Thoracic disc herniation with or without nerve root compression is usually treated conservatively (nonsurgically). A back brace may be worn to provide support and limit back motion. Injection of local anesthetic around the spinal nerve (spinal nerve blocks) may be effective in relieving radicular pain. As symptoms subside, activity is gradually increased. This may include physical therapy and/or a home exercise program. Preventive and maintenance measures (e.g., exercise, proper body mechanics) should be continued indefinitely. Job modification may be necessary to avoid aggravating activities.

Indications for surgery include myelopathy with loss of bowel and/or bladder control or lower extremity weakness or paralysis. Surgery is also performed for unrelenting radicular pain that is does not improve with an adequate trial of conservative treatment. There are several surgical options. Simple laminectomy is no longer used in the treatment of thoracic disc herniation because of the high risk of neurologic deterioration and paralysis. Excision of the disc may be performed via several different surgical approaches. Fusion of the vertebral joint may be performed if surgery causes lateral instability in the spinal column.


Thoracic disc disease is usually self-limiting and rarely requires surgical intervention. Most cases resolve within 4 to 6 weeks. While conservative treatment is the first line of therapy, outcome varies with the individual, depending upon the severity of symptoms. Results of thoracic disc surgery are not as good as the results of cervical or lumbar disc surgery. Since there is a higher rate of permanent neurologic complications, thoracic disc surgery generally is limited to cases with progressive neurological symptoms or acute disc herniation with myelopathy. A second surgical opinion is strongly recommended.

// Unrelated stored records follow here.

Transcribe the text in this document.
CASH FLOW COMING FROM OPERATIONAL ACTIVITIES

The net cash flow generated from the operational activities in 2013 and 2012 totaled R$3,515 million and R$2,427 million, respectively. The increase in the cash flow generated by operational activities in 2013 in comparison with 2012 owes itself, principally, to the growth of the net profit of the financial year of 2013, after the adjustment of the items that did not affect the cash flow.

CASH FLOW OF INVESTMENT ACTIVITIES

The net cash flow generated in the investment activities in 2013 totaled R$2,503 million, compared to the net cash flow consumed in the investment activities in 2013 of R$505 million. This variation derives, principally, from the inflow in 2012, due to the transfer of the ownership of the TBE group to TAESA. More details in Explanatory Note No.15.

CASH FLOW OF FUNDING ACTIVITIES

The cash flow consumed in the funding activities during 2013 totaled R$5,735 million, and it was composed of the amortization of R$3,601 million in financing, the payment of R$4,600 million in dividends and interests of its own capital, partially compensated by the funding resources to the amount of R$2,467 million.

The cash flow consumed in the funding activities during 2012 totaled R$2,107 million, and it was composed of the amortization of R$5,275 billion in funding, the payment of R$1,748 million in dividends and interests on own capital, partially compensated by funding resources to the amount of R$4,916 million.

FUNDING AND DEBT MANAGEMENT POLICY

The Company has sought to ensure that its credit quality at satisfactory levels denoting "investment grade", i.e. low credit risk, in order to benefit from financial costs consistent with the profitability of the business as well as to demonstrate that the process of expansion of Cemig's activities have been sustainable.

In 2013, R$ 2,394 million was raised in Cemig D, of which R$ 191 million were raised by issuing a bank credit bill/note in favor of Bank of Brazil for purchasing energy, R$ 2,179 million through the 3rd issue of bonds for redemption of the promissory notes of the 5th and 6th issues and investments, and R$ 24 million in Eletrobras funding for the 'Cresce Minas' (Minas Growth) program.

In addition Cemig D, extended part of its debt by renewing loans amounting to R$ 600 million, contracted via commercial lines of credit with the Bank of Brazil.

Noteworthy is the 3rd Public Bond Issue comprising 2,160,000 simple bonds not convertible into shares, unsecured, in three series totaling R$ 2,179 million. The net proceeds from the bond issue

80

Individuals who experience a displacement in one of the thoracic intervertebral discs may benefit from a short course of rehabilitation. As stated earlier, the thoracic area is not a common site for displacement of intervertebral disc.

Therapy protocol will focus on decreasing pain and regaining mobility and strength to that particular region of the spine. The therapy program will include instruction in a home exercise program with focus on postural alignment, proper body mechanics and trunk endurance and strength. Modalities such as moist heat or electric stimulation may be used to control pain in order to promote activity and progress with the exercise program.

The exercise program should combine coordination, aerobic conditioning and flexibility exercises. A short course of cognitive pain management may benefit individuals experiencing psychological distress or lack of improvement with treatment. An ergonomic evaluation with modifications may enable the individual to maintain or return to work and reduce the risk of re-injury. Vocational services should be available for individuals who cannot return to their previous job title or do not have a job to which to return.


Progression is rare in younger individuals especially if the symptoms are related to trauma. Rarely, there may be atrophy of muscles innervated by the particular nerve root affected. Disc calcification is another possible complication.